Aku baru saja mengunjungi salah seorang sahabatku, sudah hampir larut malam namun aku tidak bisa pulang karena di luar hujan lebat mengguyur jalanan. Untungnya tadi aku sudah meminta Jo untuk menjemput dan mengantarku pulang. Sahabatku memintaku untuk menginap saja, namun aku menolak karena besok pagi aku harus presentasi di kelas, karena kesibukanku akhir-akhir ini, aku belum mempersiapkan diri untuk itu.
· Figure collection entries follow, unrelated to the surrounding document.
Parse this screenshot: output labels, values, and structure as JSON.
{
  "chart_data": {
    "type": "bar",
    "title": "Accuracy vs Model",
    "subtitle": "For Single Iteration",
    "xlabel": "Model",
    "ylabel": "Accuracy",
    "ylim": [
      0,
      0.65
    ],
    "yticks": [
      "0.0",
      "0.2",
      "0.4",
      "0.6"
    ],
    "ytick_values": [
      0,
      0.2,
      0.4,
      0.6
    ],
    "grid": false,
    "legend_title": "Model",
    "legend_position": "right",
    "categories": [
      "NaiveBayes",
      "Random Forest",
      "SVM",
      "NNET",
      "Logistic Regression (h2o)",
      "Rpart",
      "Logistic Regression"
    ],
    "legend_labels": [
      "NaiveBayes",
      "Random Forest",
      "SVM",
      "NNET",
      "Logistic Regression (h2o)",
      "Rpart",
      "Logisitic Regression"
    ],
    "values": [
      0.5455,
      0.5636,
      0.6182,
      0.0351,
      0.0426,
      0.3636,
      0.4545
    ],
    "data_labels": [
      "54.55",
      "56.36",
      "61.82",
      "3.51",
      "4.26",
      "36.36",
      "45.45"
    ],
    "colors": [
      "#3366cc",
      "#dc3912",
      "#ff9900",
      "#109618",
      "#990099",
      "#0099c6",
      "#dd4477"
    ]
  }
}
Mau gak mau aku harus pulang malam ini, jika dalam setengan jam hujan tak kunjung reda, aku nekad pulang berhujan-hujanan, asal bisa sampai di kos sesegera mungkin.
Beberapa menit berlalu hujanpun mulai berhenti, hanya gerimis dan rintik-rintik air yang turun. Jo pun kemudian datang setelah ku telepon. Akupun pamit pada sahabatku, dan segera menghampiri Jo.
“Aduh, sorry ya aku ngerepotin kamu.” Aku merasa gak enak sama Jo.
“Enggak apa-apa, aku juga gak lagi ngapa-ngapain kok, lagian udah gak hujan kan,” Jo menjawab enteng.
“Hehe, gak rugi aku kenal kamu,” kataku lagi.
Dia hanya tersenyum. “Yuk!” Jo menyeka jok belakang sepeda motornya yang basah kena hujan.
Dalam beberapa detik aku sudah berada di belakang Jo. Kamipun melaju di keremangan malam melintasi kota yang basah setelah diterpa hujan. Aku lebih banyak diam kerena menahan hawa dingin yang serasa menusuk ke tulang belulang. Aku melipat tangan di dada, mengurangi rasa dingin yang ada.
Jo memperlambat laju sepeda motornya. Buliran hujan terasa membelai wajahku. Hampir setengah perjalanan kami lalui.
Ditengah kebisuan tiba-tiba Jo bersuara.
“Pid!” Dia memanggil namaku, mungkin memastikan aku masih bisa mendengar ucapannya.
“ Iya” Jawabku seketika.
“ Aku suka kamu,“ Ucapannya membuyarkan lamunanku.
“ Hah!?” Aku tahu persis apa yang dikatakannya, tapi karena rasa kagetku, kontan kata itu muncul.
“ Aku bilang, aku suka kamu. Aku mau kita pacaran,” ujar Jo lugas.
Aku tak menduga kata-kata itu yang terlontar dari bibir Jo. Aku tiba-tiba dilanda kebingungan, enggak tahu harus berkata apa. Otakku seperti membeku, tak mampu mencerna kalimat sederhana yang diucapkannya. Hatiku juga ikut-ikutan kaku, tak mampu menerjemahkan perasaan yang muncul ketika aku bersama Jo.
“ Jo, aku…” Ucapanku terhenti. Aku terbata, tak mampu melanjutkan kalimatku.
Sepertinya Jo membaca pikiranku.
“ Kamu eggak perlu jawab sekarang kok, aku bakal nunggu keputusan kamu.”
Sedikit lega mendengar ucapannya barusan. Aku memang butuh waktu untuk untuk mempertimbangkan hal krusial semacam ini. Aku enggak mau ada penyelesan karena salah dalam mengambil keputusan.
Akhirnya, kami tiba di kosku. Wah, gerimis tadi cukup membuat kami kuyup.
“ Makasih banget ya, Jo.”
“ Iya, kalo ada apa-apa kamu bilang aja.”
“ Hmm, aku bakal kabarin kamu secepatnya.”
“ Aku tunggu , apapun itu.”
“ Udah kemalaman nih, aku balik dulu ya.”
“ Oke, bye, Jo.”
Jo memutar sepeda motornya, lalu melesat pergi.